Lawyers will no longer risk being sued personally for ‘making threats’ when pursuing breaches of intellectual property rights if Law Commission proposals that have been accepted by the government become law.

The commission last week published a draft bill that would implement recommendations made last year to reform ‘complex and inconsistent’ patent, trade mark and design law after a lengthy campaign by the Law Society.

It said that the government had accepted all 18 of its recommendations, with comments on three including the recommendation on professional adviser liability.   

Current law provides a statutory right of redress against ‘unjustified threats’ to sue for infringement of a patent, trade mark or design right even by professional advisers, the commission said.

This liability ‘can be used tactically…. to drive a wedge between adviser and client’ and ‘may deprive a client of expert assistance at a time when they need it most’, the commission says in its report Patents, Trade Marks and Designs: unjustified threats.

The government has agreed to an exemption when an adviser clearly identifies the client and can show they were acting on instructions.

The Law Commission’s proposals follow a nine-year campaign by the Law Society’s intellectual property law committee.

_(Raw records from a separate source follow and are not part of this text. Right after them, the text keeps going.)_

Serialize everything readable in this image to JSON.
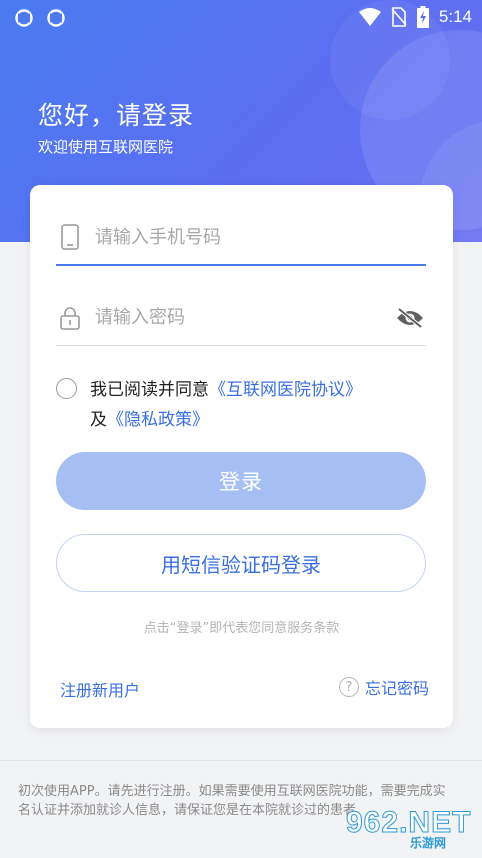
{
  "status_bar": {
    "time": "5:14",
    "icons": [
      "sync-icon",
      "sync-icon",
      "wifi-icon",
      "no-sim-icon",
      "battery-charging-icon"
    ]
  },
  "header": {
    "greeting": "您好，请登录",
    "welcome": "欢迎使用互联网医院"
  },
  "form": {
    "phone_placeholder": "请输入手机号码",
    "password_placeholder": "请输入密码",
    "agree_prefix": "我已阅读并同意",
    "agree_link1": "《互联网医院协议》",
    "agree_and": "及",
    "agree_link2": "《隐私政策》",
    "login_label": "登录",
    "sms_login_label": "用短信验证码登录",
    "terms_hint": "点击“登录”即代表您同意服务条款",
    "register_label": "注册新用户",
    "forgot_label": "忘记密码",
    "forgot_icon_glyph": "?"
  },
  "footer": {
    "notice": "初次使用APP。请先进行注册。如果需要使用互联网医院功能，需要完成实名认证并添加就诊人信息，请保证您是在本院就诊过的患者"
  },
  "watermark": {
    "number": "962",
    "suffix": ".NET",
    "site": "乐游网"
  },
  "colors": {
    "accent": "#4a7cf0",
    "link": "#3a6fe0",
    "login_button_disabled": "#a6bff2"
  }
}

Mark Anderson (pictured), managing partner of IP specialist Anderson Law and chair of the committee, described the proposals as ‘great news’.

At present, he said, a solicitor who is not an expert in IP law ‘can fall in to an elephant trap by using what for lawyers is perfectly normal language’. He added that the proposals would bring intellectual property case procedure into line with the approach of modern civil procedure rather than rules that ‘almost incentivise people to be cagey’.